New Weather Satellite Launched In November From Cape Canaveral Sends First Images of Earth
By NASA // January 24, 2017
most advanced weather satellite ever launched
(NASA) – The release of the first images on Monday from NOAA’s newest satellite, GOES-16, is the latest step in a new age of weather satellites.
This composite color full-disk visible image is from 1:07 p.m. EDT on Jan. 15, 2017, and was created using several of the 16 spectral channels available on the GOES-16 Advanced Baseline Imager (ABI) instrument.
The image shows North and South America and the surrounding oceans. GOES-16 observes Earth from an equatorial view approximately 22,300 miles high, creating full disk images like these, extending from the coast of West Africa, to Guam, and everything in between.
GOES-16, formerly known as GOES-R, is the first spacecraft in a new series of NASA-built advanced geostationary weather satellites.
NASA successfully launched the satellite at 6:42 p.m. EST on Nov. 19, 2016, from Cape Canaveral Air Force Station in Florida.
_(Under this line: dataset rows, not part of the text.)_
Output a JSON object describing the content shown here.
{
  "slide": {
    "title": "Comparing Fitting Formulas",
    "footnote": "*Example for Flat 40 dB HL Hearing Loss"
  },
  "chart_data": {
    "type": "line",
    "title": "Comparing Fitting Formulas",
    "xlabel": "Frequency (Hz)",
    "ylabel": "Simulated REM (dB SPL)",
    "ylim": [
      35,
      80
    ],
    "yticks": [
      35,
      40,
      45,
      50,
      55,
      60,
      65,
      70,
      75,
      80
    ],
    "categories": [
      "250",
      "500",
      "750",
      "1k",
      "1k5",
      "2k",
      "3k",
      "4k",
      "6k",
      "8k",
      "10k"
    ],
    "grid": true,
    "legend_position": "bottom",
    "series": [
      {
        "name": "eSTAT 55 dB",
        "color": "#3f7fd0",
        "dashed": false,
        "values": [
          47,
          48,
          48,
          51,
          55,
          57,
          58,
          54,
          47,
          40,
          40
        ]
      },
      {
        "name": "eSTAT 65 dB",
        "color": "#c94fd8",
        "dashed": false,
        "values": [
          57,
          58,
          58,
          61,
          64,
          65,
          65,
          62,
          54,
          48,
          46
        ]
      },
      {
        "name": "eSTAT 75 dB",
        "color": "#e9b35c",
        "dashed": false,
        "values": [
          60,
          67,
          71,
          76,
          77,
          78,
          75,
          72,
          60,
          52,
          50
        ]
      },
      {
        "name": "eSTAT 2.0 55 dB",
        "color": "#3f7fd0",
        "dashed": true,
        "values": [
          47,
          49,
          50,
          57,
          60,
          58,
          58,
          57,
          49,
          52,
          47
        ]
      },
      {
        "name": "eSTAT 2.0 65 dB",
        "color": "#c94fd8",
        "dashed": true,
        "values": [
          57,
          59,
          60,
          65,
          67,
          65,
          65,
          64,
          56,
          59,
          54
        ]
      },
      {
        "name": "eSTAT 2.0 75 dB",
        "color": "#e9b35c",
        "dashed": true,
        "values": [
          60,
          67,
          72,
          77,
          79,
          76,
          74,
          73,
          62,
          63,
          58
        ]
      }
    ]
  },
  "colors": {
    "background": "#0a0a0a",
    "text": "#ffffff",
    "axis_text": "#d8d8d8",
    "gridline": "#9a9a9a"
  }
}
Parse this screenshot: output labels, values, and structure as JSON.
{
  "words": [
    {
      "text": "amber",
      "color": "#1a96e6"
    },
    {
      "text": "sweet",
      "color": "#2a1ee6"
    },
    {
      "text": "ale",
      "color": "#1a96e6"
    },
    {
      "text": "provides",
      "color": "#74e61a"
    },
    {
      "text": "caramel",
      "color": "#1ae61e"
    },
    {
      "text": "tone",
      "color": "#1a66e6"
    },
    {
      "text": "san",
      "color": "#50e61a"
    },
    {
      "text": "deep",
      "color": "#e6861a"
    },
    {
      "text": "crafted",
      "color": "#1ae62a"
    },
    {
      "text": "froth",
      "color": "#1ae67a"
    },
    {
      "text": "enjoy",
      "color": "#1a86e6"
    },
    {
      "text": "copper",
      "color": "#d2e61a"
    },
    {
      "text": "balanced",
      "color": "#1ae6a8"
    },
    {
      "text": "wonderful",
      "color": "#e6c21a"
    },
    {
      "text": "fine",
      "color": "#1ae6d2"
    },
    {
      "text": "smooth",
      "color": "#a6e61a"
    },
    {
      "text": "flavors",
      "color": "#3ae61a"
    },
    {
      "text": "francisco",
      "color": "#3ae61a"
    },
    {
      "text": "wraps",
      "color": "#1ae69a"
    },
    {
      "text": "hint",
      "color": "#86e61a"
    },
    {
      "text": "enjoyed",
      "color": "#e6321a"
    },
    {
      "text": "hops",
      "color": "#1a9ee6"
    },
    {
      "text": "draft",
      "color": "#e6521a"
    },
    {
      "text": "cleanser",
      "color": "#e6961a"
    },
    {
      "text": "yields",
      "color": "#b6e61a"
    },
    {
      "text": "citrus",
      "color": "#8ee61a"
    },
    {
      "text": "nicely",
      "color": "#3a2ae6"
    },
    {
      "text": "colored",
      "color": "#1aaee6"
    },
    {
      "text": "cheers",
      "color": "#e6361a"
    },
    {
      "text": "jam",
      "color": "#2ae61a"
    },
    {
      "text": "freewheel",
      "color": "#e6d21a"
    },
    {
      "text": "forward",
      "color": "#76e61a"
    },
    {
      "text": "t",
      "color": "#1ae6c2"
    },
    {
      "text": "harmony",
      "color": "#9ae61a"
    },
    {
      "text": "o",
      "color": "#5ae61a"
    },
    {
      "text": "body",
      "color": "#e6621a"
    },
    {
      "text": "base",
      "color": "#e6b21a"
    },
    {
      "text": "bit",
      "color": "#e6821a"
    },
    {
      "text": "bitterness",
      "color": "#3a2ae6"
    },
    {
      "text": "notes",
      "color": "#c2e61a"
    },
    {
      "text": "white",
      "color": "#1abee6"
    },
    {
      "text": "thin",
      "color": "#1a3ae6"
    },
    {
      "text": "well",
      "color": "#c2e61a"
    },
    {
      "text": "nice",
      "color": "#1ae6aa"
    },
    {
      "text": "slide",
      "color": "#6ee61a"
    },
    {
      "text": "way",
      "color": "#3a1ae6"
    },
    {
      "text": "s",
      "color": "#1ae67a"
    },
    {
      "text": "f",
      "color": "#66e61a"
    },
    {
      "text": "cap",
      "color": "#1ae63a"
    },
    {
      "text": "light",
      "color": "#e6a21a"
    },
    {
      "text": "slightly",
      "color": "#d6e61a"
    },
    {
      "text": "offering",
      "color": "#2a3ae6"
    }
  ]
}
ABOVE VIDEO: A United Launch Alliance Atlas V rocket lifts off from Space Launch Complex 41 at Cape Canaveral Air Force Station carrying the NOAA Geostationary Operational Environmental Satellite (GOES-R). Liftoff was at 6:42 p.m. EST.
NOAA manages the GOES-R Series Program through an integrated NOAA-NASA office.
NASA’s Goddard Space Flight Center in Greenbelt, Maryland, oversees the acquisition of the GOES-R series spacecraft and instruments.